Miranda Lambert—”Baggage Claim”
#67
After Revolution I was afraid that Lambert was softening up, and that the woman who had made Crazy Ex-Girlfriend was gone for good. Going by this and the Pistol Annies album, though, that judgement was premature. “Baggage Claim” isn’t a great record: rhythmically it’s a little stiff, and the metaphor gets stretched almost to the breaking point, but it brings back the take-no-prisoners stance that made Lambert famous, with only the slightest lessening of intensity. She may not be as brash as she used to be, but she makes up for it with a sense of confidence that may be even more impressive. She knows what she wants, she knows how to get it, and she knows that she can. My only worry is that she’ll try so hard to make a perfect record that she’ll mistrust her best instincts and stiffen up. That’s was Revolution’s greatest weakness, and you can hear some of that on this record. Still, this sounds like a step in the right direction.
Evanescence—”What You Want”
#68
Keeping up with the times, Amy Lee and her new band mates toss a little Paramore-style melody into their mix, along with an easy to chant along with hook. I like this more than any Evanescence I’ve heard before, and for metal-edged pop (or is that pop-edged metal) this is high caliber. If the whole album sounds like this it could be another Superunknown (which should give you an idea of how much metal I listen to).
T.I. featuring B.o.B.—”We Don’t Get Down Like Y’all”
#78
The change in style—less fuzzy synths, more hard beats—is appreciated, but it’s also a step backwards towards a style he moved beyond years ago. What is new, at least to me, is the blatant homophobia. If people have a problem with Odd Future, what are they going to think of “Listen up, fag bait/them hot pants bad for your prostate.” Maybe he is just a jerk.
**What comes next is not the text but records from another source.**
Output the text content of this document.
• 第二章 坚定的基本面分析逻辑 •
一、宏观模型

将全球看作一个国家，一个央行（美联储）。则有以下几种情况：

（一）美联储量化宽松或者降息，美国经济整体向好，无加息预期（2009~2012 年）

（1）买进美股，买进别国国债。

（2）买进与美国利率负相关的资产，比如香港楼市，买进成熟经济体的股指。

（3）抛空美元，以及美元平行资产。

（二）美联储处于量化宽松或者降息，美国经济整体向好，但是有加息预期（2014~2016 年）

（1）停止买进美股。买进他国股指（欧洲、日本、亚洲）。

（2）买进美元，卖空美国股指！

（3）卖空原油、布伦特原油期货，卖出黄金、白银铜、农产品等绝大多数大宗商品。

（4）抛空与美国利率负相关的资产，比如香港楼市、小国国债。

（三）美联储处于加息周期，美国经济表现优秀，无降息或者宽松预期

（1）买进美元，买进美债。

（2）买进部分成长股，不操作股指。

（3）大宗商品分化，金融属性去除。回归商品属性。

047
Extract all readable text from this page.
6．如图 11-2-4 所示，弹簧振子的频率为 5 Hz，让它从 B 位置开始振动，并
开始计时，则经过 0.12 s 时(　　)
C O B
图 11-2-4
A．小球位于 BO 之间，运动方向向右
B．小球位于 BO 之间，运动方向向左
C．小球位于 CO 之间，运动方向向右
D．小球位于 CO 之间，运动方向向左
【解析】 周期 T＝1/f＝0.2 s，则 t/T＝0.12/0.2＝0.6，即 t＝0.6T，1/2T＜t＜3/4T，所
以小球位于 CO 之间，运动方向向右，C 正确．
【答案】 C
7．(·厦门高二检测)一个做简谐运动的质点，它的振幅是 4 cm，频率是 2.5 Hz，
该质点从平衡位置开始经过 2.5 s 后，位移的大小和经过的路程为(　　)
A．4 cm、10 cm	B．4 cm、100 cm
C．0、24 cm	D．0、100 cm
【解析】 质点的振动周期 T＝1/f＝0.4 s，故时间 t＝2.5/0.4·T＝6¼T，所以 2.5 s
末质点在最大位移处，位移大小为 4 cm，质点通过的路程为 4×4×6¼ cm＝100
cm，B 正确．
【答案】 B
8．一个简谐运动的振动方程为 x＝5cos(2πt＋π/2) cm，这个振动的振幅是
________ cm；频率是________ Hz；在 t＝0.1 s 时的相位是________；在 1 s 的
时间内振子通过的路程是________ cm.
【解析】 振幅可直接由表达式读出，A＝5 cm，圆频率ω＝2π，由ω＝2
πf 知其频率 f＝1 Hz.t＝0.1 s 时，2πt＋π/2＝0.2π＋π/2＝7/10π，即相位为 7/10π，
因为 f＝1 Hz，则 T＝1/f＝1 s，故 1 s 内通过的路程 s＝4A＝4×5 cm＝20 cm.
Luke Bryan—”Drunk On Love”
#79
Yet another song about a country girl shakin’ it for her man. In rap, women work the pole; in country, the tailgate. Bryan even steals an image from the blues: “Honey drips on the moneymaker”. Country radio programmers must know what that means, but I bet they’ll play it anyway. Pretty slow for yet another version of “Whole Lot of Shakin’”, though. I imagine Bryan intended this as a sexy grind, but since he doesn’t know sexy from a rusty pickup truck, all he gets is the grind.
The Script—”Nothing”
#89
You said it.
Mindless Behavior featuring Diggy—”Mrs. Right”
#97
There have been a lot of good teen rap groups the last couple of years, but this record is so insane, with both the vocals and the beats run through an autotune turned up to 11, that the damn thing never touches the ground. By the end of the first verse you’ve lost your bearings: just where did they expect this to end up? Good for a laugh, but that’s about it.